Dr Moy said it remained a complex issue, in part because these drugs can be dangerous if taken with certain other drugs. Hence the need for a doctor who knows your history.

Who is eligible ?

Patients must also meet the following eligibility criteria:

  • Be 75 or older with one additional high-risk factor for developing severe disease
  • Be 65 or older with two additional high-risk factors for developing severe disease
  • Identify as Aboriginal and Torres Strait Islander and be 50 or older with two additional high-risk factors for developing severe disease
  • Be moderately to severely immunocompromised.

Risk factors include not having at least two doses of a COVID-19 vaccine, being in residential aged care or residential disability care, and having conditions such as heart failure, chronic obstructive pulmonary disease (COPD), neurological conditions, obesity, diabetes or cirrhosis.

The costs

Dr Moy said a five-day course of either drug would cost more than $1000. On the PBS they cost about $6.

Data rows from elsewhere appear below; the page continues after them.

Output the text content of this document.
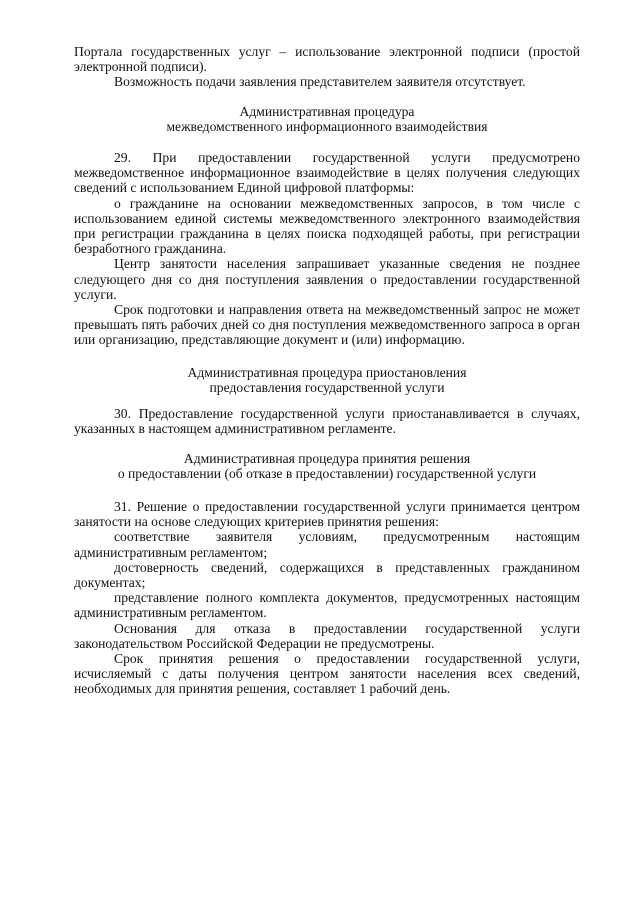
Портала государственных услуг – использование электронной подписи (простой электронной подписи).

Возможность подачи заявления представителем заявителя отсутствует.

Административная процедура

межведомственного информационного взаимодействия

29. При предоставлении государственной услуги предусмотрено межведомственное информационное взаимодействие в целях получения следующих сведений с использованием Единой цифровой платформы:

о гражданине на основании межведомственных запросов, в том числе с использованием единой системы межведомственного электронного взаимодействия при регистрации гражданина в целях поиска подходящей работы, при регистрации безработного гражданина.

Центр занятости населения запрашивает указанные сведения не позднее следующего дня со дня поступления заявления о предоставлении государственной услуги.

Срок подготовки и направления ответа на межведомственный запрос не может превышать пять рабочих дней со дня поступления межведомственного запроса в орган или организацию, представляющие документ и (или) информацию.

Административная процедура приостановления

предоставления государственной услуги

30. Предоставление государственной услуги приостанавливается в случаях, указанных в настоящем административном регламенте.

Административная процедура принятия решения

о предоставлении (об отказе в предоставлении) государственной услуги

31. Решение о предоставлении государственной услуги принимается центром занятости на основе следующих критериев принятия решения:

соответствие заявителя условиям, предусмотренным настоящим административным регламентом;

достоверность сведений, содержащихся в представленных гражданином документах;

представление полного комплекта документов, предусмотренных настоящим административным регламентом.

Основания для отказа в предоставлении государственной услуги законодательством Российской Федерации не предусмотрены.

Срок принятия решения о предоставлении государственной услуги, исчисляемый с даты получения центром занятости населения всех сведений, необходимых для принятия решения, составляет 1 рабочий день.
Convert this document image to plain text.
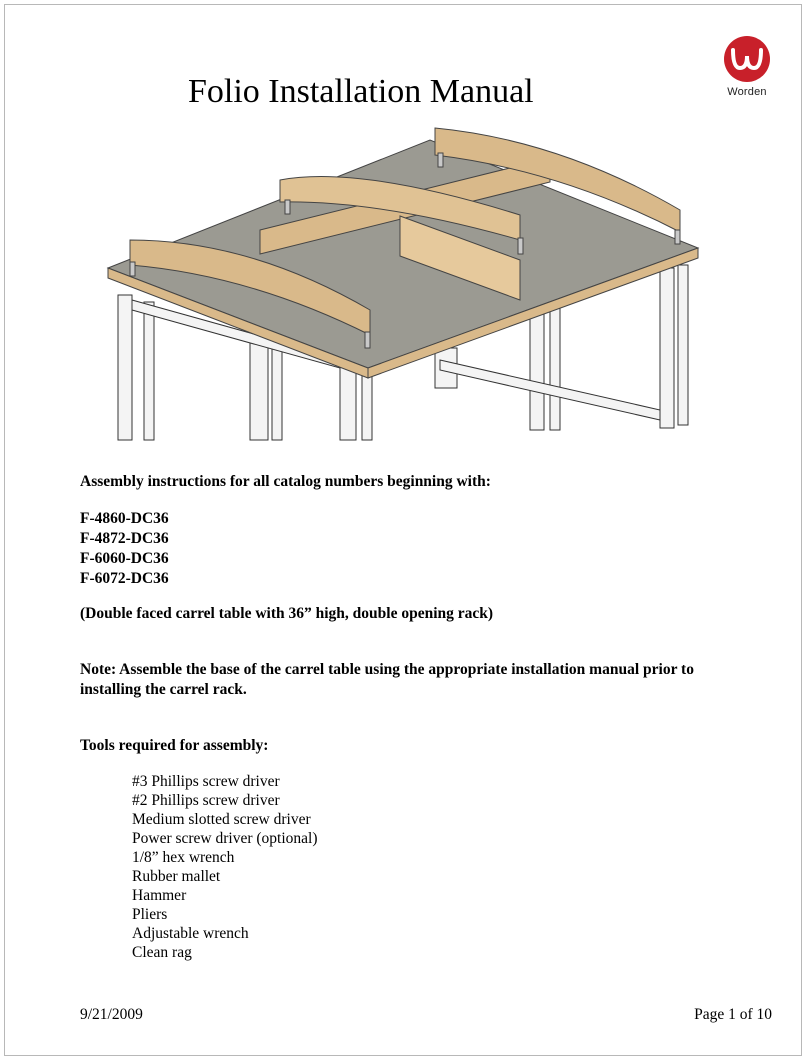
Folio Installation Manual	Worden
Assembly instructions for all catalog numbers beginning with:
F-4860-DC36
F-4872-DC36
F-6060-DC36
F-6072-DC36
(Double faced carrel table with 36” high, double opening rack)
Note: Assemble the base of the carrel table using the appropriate installation manual prior to
installing the carrel rack.
Tools required for assembly:
#3 Phillips screw driver
#2 Phillips screw driver
Medium slotted screw driver
Power screw driver (optional)
1/8” hex wrench
Rubber mallet
Hammer
Pliers
Adjustable wrench
Clean rag
9/21/2009	Page 1 of 10
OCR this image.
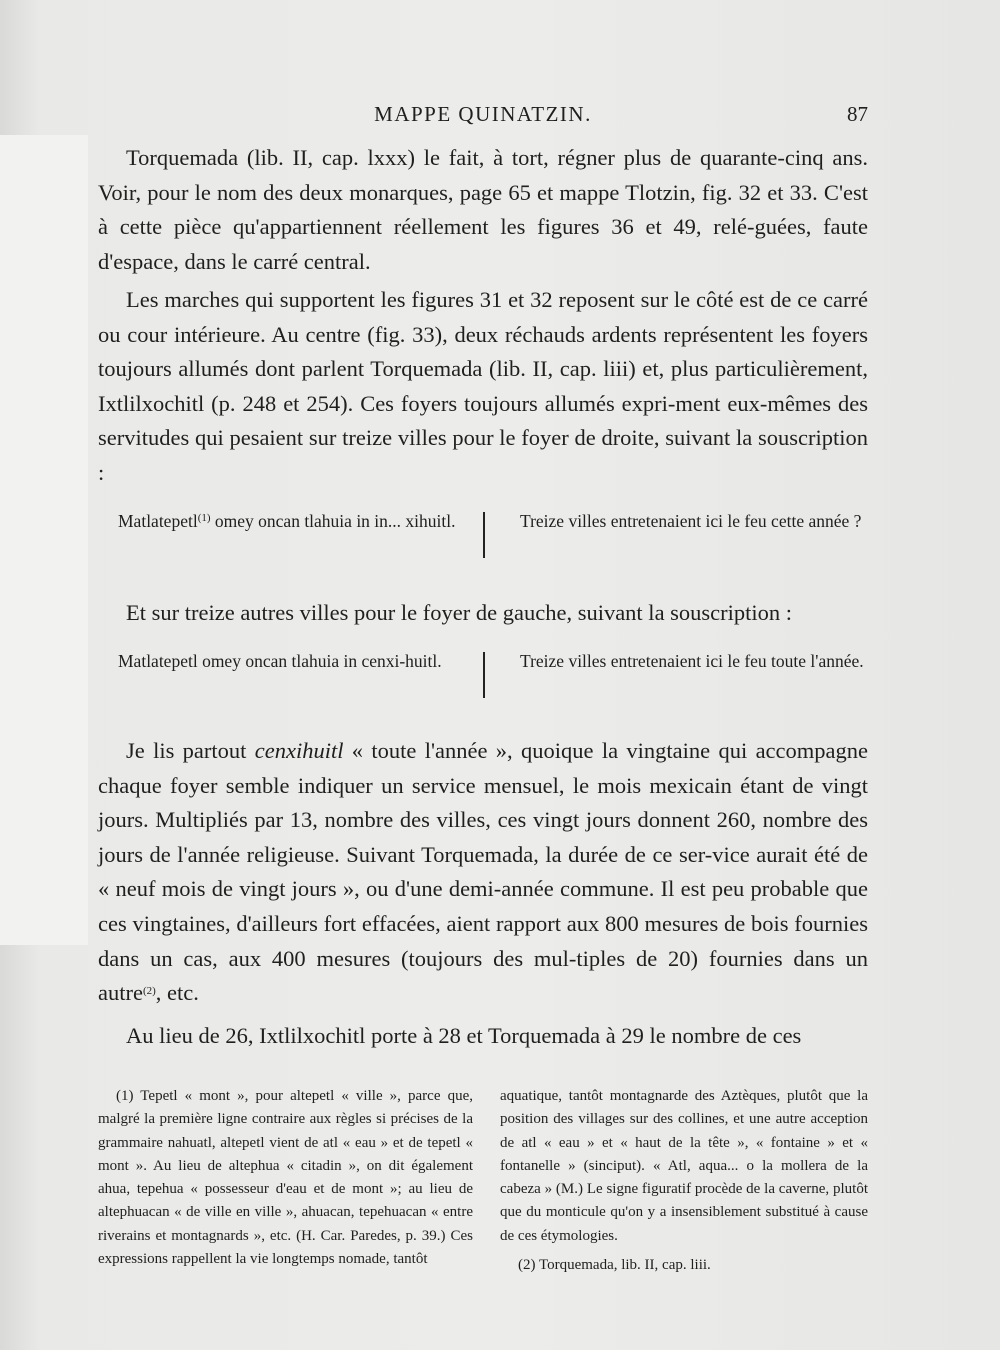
MAPPE QUINATZIN.	87

Torquemada (lib. II, cap. lxxx) le fait, à tort, régner plus de quarante-cinq ans. Voir, pour le nom des deux monarques, page 65 et mappe Tlotzin, fig. 32 et 33. C'est à cette pièce qu'appartiennent réellement les figures 36 et 49, relé-guées, faute d'espace, dans le carré central.

Les marches qui supportent les figures 31 et 32 reposent sur le côté est de ce carré ou cour intérieure. Au centre (fig. 33), deux réchauds ardents représentent les foyers toujours allumés dont parlent Torquemada (lib. II, cap. liii) et, plus particulièrement, Ixtlilxochitl (p. 248 et 254). Ces foyers toujours allumés expri-ment eux-mêmes des servitudes qui pesaient sur treize villes pour le foyer de droite, suivant la souscription :

Matlatepetl$^{(1)}$ omey oncan tlahuia in in... xihuitl.	Treize villes entretenaient ici le feu cette année ?

Et sur treize autres villes pour le foyer de gauche, suivant la souscription :

Matlatepetl omey oncan tlahuia in cenxi-huitl.	Treize villes entretenaient ici le feu toute l'année.

Je lis partout cenxihuitl « toute l'année », quoique la vingtaine qui accompagne chaque foyer semble indiquer un service mensuel, le mois mexicain étant de vingt jours. Multipliés par 13, nombre des villes, ces vingt jours donnent 260, nombre des jours de l'année religieuse. Suivant Torquemada, la durée de ce ser-vice aurait été de « neuf mois de vingt jours », ou d'une demi-année commune. Il est peu probable que ces vingtaines, d'ailleurs fort effacées, aient rapport aux 800 mesures de bois fournies dans un cas, aux 400 mesures (toujours des mul-tiples de 20) fournies dans un autre$^{(2)}$, etc.

Au lieu de 26, Ixtlilxochitl porte à 28 et Torquemada à 29 le nombre de ces

(1) Tepetl « mont », pour altepetl « ville », parce que, malgré la première ligne contraire aux règles si précises de la grammaire nahuatl, altepetl vient de atl « eau » et de tepetl « mont ». Au lieu de altephua « citadin », on dit également ahua, tepehua « possesseur d'eau et de mont »; au lieu de altephuacan « de ville en ville », ahuacan, tepehuacan « entre riverains et montagnards », etc. (H. Car. Paredes, p. 39.) Ces expressions rappellent la vie longtemps nomade, tantôt
aquatique, tantôt montagnarde des Aztèques, plutôt que la position des villages sur des collines, et une autre acception de atl « eau » et « haut de la tête », « fontaine » et « fontanelle » (sinciput). « Atl, aqua... o la mollera de la cabeza » (M.) Le signe figuratif procède de la caverne, plutôt que du monticule qu'on y a insensiblement substitué à cause de ces étymologies.
(2) Torquemada, lib. II, cap. liii.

The costs, the complexity of matching the right drug to particular patient’s history, and knowing when precisely to take the drug (after a positive test) means that the drugs can’t be supplied to at-risk patients as a “just in case” measure.

Dr Moy said that over time, these antivirals might become standard treatment, in a similar way to the antivirals that are prescribed for HIV.

Meanwhile, it’s hoped they keep more people out of hospital, especially with the aggressive flu season now in play.